Una ME Browning. La pistola se encuentra en un primer registro en la casa familiar de los Araújo en San Mauro, que ha sido objeto esta semana de unas pesquisas más exhaustivas. Sin embargo, el informe sobre la misma no reveló material probatorio relacionado con la investigación sobre la desaparición de Sonia Iglesias.

la prueba rechazada

El test de la verdad. Antes del primer archivo del caso se llegó a pedir el test conocido como la prueba de la verdad, en el que se somete a un sospechoso a una serie de estímulos para decretar si reconoce lugares que puedan llevar a pistas para la búsqueda de Sonia Iglesias. Se rechazó.

El policía incansable

Seguir la pista tras el archivo.
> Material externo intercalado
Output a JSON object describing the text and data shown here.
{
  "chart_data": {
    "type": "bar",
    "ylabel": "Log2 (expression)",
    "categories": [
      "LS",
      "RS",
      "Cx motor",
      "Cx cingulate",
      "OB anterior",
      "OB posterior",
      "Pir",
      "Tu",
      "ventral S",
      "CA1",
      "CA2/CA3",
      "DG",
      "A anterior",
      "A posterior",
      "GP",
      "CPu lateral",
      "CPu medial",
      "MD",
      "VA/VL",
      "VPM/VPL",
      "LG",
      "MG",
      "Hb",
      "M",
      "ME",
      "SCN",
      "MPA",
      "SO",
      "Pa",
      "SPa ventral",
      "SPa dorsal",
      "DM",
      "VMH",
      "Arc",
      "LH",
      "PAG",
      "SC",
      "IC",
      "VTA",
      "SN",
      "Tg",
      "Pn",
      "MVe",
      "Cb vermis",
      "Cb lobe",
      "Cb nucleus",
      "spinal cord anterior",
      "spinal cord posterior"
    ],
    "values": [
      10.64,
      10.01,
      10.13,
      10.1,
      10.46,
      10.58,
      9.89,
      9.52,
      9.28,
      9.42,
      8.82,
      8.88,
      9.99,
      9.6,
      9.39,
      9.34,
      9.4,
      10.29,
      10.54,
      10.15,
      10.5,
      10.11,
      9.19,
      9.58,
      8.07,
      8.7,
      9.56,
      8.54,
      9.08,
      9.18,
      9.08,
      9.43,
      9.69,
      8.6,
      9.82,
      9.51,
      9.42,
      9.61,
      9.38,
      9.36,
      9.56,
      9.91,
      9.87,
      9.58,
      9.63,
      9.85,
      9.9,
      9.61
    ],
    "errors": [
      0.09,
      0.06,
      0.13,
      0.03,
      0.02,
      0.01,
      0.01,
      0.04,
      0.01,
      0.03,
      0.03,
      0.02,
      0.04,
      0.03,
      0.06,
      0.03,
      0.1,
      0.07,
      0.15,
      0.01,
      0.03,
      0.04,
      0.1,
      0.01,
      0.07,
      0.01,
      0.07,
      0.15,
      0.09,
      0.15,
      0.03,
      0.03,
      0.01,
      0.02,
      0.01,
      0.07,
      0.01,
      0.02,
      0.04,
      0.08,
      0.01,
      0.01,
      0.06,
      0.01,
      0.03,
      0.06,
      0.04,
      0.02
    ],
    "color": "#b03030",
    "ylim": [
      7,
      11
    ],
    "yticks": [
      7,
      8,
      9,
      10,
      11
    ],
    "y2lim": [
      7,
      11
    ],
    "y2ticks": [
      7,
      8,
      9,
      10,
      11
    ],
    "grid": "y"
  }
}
Pese al archivo del caso, la labor policial nunca ha cesado. Un agente ha estado permanentemente repasando todas las pruebas, buscando cabos sueltos, revisando testimonios y recabando nuevos. Entre el archivo del 2015 y la reapertura del caso en el 2017 ha elaborado informes que han conducido a que el asunto vuelva a la mesa de un juez.

La vivienda de san mauro

Catas, búsqueda en pozos y registro de la casa. La reapertura del caso bajo unas diligencias secretas desembocó esta semana en un registro exhaustivo de la finca y la casa familiar de Araújo en San Mauro, en Pontevedra, donde ya se había localizado la pistola. Ahora se han hecho catas en el jardín, se ha repasado toda la extensión con un georradar, se han vaciado pozos y se ha revisado la vivienda. Todo el material, incluidos restos orgánicos, se analiza en estos momentos. No se tendrán resultados hasta dentro de varios días.

el interrogatorio

A Julio Araújo y a su hermano. El principal sospechoso, Julio Araújo, y su hermano fueron llamados a declarar a comisaría esta semana tras los registros de la finca y la casa de San Mauro. Ambos se negaron a declarar aconsejados por sus abogados, ya que las diligencias que han conducido al interrogatorio son secretas. Pero hay un salto cualitativo. La policía lo investiga ahora por homicidio. Nunca antes había tenido esta consideración formal.

el panteón

En el ojo de la policía. De los interrogatorios de la policía se desprende que la investigación tiene también puesto ahora su interés en el panteón familiar de los Araújo en el cementerio de San Mauro. Sin embargo, el elevado número de familiares que allí reposan hace muy difícil que un juzgado autorice actuaciones allí a no ser que la policía tenga indicios muy claros de pruebas relevantes.

La salud de araújo

Ingresado en Santiago. Una circunstancia contribuye a enredar aún más el caso: la salud del sospechoso. Tras declarar, Araújo ingresó en Pontevedra por un problema respiratorio grave. Ha empeorado este fin de semana y ha sido trasladado a Santiago.